En 20 ans, le nombre de meurtres commis par armes à feu, une chute massive dont personne n'est conscient. Pourquoi ?
Par Boris Navio.
L'information fait désordre dans le climat qui règne actuellement autour de la question des armes à feu et de leur libre acquisition aux Etats-Unis. Ces vingt dernières années le nombre de meurtres commis avec une arme à feu a chuté de près de 40%, les blessures non mortelles de presque 70%. Les chiffres émanent des statistiques du Ministère de la Justice américain cité par l'agence de presse Reuters, la source ne devrait pas faire l'objet de polémiques. Pourtant seuls 12% des Américains ont conscience de cette baisse, alors que 56% sont persuadés que la criminalité liée aux armes à feu a augmenté entre 1993 et 2013, d'après un récent sondage du Pew Research Center.Pourquoi un tel écart entre la réalité et la perception qu'en ont les Américains ? Les fusillades tragiques qui ont marqué le pays durant ces deux décennies semblent jouer fortement: Columbine, Virginia Tech, Aurora, et plus récemment Newtown sont autant de coups de folie meurtriers qui ont frappé les esprits par leur horreur.

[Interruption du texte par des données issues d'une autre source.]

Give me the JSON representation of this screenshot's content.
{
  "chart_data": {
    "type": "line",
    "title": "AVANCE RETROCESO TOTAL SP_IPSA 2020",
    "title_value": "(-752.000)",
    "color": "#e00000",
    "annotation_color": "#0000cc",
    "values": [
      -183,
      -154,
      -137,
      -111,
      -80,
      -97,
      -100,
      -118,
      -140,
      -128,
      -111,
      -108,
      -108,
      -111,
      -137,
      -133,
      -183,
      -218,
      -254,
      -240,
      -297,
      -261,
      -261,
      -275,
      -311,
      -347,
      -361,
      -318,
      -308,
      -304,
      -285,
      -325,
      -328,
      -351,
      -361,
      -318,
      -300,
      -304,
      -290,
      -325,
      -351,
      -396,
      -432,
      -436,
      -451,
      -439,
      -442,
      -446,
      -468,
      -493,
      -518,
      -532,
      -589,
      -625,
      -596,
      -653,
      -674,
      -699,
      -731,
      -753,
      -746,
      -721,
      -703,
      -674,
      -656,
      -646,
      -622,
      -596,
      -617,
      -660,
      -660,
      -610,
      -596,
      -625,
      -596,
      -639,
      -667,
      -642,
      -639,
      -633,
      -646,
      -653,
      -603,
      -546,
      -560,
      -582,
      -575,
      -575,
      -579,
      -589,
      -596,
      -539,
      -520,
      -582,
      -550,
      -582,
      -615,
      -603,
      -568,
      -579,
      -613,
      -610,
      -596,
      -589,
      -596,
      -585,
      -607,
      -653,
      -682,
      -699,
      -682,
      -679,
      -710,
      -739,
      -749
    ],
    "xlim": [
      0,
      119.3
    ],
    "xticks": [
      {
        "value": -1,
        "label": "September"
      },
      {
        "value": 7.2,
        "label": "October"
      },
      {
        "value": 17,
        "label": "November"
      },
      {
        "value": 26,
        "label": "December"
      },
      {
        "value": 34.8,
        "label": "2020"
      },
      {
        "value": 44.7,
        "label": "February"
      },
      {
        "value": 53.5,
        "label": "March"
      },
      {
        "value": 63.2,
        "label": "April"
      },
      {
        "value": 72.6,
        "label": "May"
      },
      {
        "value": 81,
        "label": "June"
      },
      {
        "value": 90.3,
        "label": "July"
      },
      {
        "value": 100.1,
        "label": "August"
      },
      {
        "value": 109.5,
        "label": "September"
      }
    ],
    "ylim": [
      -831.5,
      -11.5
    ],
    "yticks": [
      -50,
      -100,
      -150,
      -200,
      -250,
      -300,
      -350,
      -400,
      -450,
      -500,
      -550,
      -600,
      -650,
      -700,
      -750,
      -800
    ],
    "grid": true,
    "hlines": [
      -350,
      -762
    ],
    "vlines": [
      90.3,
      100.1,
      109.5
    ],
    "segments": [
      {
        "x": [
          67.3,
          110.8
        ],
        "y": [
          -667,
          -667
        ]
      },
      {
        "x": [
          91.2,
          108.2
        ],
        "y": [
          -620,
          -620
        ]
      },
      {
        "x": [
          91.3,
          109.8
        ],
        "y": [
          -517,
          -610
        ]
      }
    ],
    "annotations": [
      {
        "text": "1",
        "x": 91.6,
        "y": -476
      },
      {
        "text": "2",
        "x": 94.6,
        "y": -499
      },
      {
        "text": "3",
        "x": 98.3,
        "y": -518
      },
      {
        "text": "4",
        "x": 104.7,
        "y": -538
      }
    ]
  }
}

La multiplication de ces massacres, mais aussi leur médiatisation massive, ont engendré un climat de psychose dans le pays à une époque où le risque zéro, pourtant illusoire, devient une exigence populaire. Le lobby anti-armes à feu a su profiter de l'émotion qui a suivi chacune de ces tragédies pour imposer l'idée que les armes étaient directement à l'origine d'un déchaînement de violence toujours plus important. Mais les faits sont têtus , et la réalité demeure: près de -40% d'homicides en vingt ans, alors que dans le même temps la population du pays a largement augmenté (on peut raisonnablement supposer que le nombre d'armes en circulation a également progressé par simple phénomène d'accumulation). Voilà de quoi relancer l'éternel débat sur la libre vente d'armes à feu, un débat au sein duquel il convient de distinguer deux niveaux de réflexion:
- La vision utilitariste, qui consiste à évaluer l'efficacité des politiques possibles en matière d'armes à feu pour adopter celle qui semble limiter le nombre de victimes, peu importe que cela implique une interdiction ou une autorisation.
- La vision morale, qui recommande de suivre les principes considérés comme justes, et ce quelles que soient les conséquences de cette politique.
Les lobbys "pro" et "anti" ont tous deux recours à l'une ou l'autre de ces visions selon le moment, l'interlocuteur, etc. Généralement la vision utilitariste a meilleure presse en raison de son pragmatisme, c'est par conséquent le premier niveau d'argumentation développé. Les arguments moraux ont tendance à venir en second lieu, mais pas toujours. Les lobbys pro-armes font régulièrement appel au droit naturel pour chaque être humain d'assurer sa propre défense, mais surtout à la garantie qu'apporte le second amendement à la constitution des Etats-Unis d'Amérique sur la liberté pour chaque citoyen de s'armer.
Chez les libéraux le débat se place également sur les deux niveaux d'argumentation, les libéraux classiques favorisant plutôt l'argument utilitariste là où les libertariens défendent le principe du port d'arme pour ne surtout pas laisser à d'autres le monopole de la violence légale, comme un garde-fou contre les dérives autoritaires voire totalitaires de certains Etats (les exemples ne manquent pas dans l'histoire). Notons que les libéraux français, comme leurs compatriotes, sont parfois influencés par la culture nationale qui conçoit très difficilement le port d'arme pour un citoyen. Nous descendons d'une culture millénaire dans laquelle le privilège de porter une arme était le plus souvent réservé à la noblesse et aux représentants des pouvoirs légaux, de sorte que la privation de moyens de défense individuels est rarement ressentie comme une frustration ou une injustice.